Hugh Darrah 

John Darrah obituary

Other lives: Expert theorist on the relationship between paganism and Arthurian legends
  
  

John Darrah
John Darrah was a theorist on the relationship between paganism and Arthurian legends Photograph: None

My father, John Darrah, who has died aged 98, worked for the family plumber’s merchants until it was taken over in the early 1970s, after which he took the opportunity to follow his longstanding interest in British prehistory.

His central idea was that Britain’s legends and folktales are based on real people and events, and his theories were published in two books, The Real Camelot: Paganism and the Arthurian Romances (1981) and Paganism in Arthurian Romance (1994).

John was born in Stockport, the oldest son of Herbert Darrah, who ran the family firm, and his wife, Daisy (nee Black). He went to Wrekin college in Shropshire and then to Peterhouse, Cambridge.

There, on a summer’s day, John went to a market to buy some strawberries. When he returned to his room he threw open the window to let in some air. A young woman whom he vaguely knew, Elizabeth Smith, was cycling past and looked up to see what was happening. John invited her in to share his strawberries; they were married in 1948.

They had three children, Richard, Peter and me. My father took us on adventurous holidays, getting the car freighted to a Spanish port before we spent several weeks driving back to Britain.
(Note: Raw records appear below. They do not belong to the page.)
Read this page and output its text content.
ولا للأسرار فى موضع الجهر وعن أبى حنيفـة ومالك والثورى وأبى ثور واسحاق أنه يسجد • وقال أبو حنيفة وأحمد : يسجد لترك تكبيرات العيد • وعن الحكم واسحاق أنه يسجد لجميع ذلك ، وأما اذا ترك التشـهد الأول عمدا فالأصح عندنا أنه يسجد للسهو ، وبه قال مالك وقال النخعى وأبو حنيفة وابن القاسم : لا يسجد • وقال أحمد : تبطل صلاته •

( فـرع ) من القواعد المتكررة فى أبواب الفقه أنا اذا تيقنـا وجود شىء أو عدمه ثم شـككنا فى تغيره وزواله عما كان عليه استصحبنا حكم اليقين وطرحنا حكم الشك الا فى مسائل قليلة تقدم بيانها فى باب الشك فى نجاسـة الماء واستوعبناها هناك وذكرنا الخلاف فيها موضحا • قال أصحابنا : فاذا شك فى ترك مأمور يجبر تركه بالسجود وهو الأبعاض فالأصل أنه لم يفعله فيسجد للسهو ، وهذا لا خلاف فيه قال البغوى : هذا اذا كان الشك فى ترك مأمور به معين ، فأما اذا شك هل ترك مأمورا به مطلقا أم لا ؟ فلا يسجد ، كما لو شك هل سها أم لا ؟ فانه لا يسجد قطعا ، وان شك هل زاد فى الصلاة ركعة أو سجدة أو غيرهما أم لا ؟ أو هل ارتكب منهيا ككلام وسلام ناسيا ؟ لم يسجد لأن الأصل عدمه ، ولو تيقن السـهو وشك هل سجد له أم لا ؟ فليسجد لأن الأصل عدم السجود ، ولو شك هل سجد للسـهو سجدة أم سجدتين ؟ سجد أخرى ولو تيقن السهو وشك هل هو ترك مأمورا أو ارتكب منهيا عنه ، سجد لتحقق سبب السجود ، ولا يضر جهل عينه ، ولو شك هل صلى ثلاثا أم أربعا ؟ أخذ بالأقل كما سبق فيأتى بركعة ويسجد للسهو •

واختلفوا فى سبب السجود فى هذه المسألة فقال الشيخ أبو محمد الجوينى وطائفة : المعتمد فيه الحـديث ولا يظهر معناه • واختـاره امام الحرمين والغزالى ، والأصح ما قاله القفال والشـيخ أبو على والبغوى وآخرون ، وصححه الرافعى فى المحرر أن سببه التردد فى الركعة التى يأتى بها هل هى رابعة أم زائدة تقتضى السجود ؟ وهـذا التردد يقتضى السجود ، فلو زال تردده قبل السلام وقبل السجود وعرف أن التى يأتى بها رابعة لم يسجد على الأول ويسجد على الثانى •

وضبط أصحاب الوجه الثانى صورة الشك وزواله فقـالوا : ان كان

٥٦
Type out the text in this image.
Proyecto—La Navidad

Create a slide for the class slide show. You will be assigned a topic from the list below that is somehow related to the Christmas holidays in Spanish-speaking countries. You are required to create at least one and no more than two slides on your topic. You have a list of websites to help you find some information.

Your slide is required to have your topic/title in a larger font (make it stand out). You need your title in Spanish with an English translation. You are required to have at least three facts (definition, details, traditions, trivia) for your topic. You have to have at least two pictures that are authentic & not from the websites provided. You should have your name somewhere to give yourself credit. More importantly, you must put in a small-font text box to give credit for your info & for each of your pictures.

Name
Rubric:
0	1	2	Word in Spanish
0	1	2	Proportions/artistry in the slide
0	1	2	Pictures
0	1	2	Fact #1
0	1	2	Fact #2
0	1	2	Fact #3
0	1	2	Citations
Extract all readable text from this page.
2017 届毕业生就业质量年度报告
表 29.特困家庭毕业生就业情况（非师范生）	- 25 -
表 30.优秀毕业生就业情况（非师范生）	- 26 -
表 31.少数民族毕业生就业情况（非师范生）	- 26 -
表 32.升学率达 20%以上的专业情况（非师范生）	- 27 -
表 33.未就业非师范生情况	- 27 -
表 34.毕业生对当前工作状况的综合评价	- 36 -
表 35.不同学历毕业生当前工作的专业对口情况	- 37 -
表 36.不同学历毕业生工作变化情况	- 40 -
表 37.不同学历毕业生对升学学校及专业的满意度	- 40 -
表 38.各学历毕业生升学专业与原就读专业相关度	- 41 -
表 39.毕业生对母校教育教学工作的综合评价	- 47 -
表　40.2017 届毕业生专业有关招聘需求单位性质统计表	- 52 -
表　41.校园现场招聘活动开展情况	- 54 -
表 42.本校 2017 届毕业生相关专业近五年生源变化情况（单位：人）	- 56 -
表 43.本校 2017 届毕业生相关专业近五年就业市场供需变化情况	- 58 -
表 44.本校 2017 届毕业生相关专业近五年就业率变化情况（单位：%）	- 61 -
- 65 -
The family lived in a previously derelict, moated Cheshire farmhouse that John had refurbished. At the time everyone thought he had lost his grip to want to live in such a dilapidated old building, but he made it into a splendid home.

In 1946 he had begun to work for the family firm, Baxendales, and he took on a directorship before the business was sold in 1970. Over the next three years he turned his attention to historical studies – and continued that work even after becoming a VAT inspector in London in 1973.

Elizabeth died of cancer at the age of 59 in 1981, and John retired six years later.

Later, as old age took its toll, he remained living independently – for a time in the family home with his granddaughter Kim and a young crowd of lodgers, who, when they returned after a night of clubbing, would find him still pottering around and happy to share a last drink with them and to exchange stories of nightlife past and present.

John is survived by Peter and me, and by four grandchildren, Rowan, Robin, Laura and Kim. Richard died in 2017.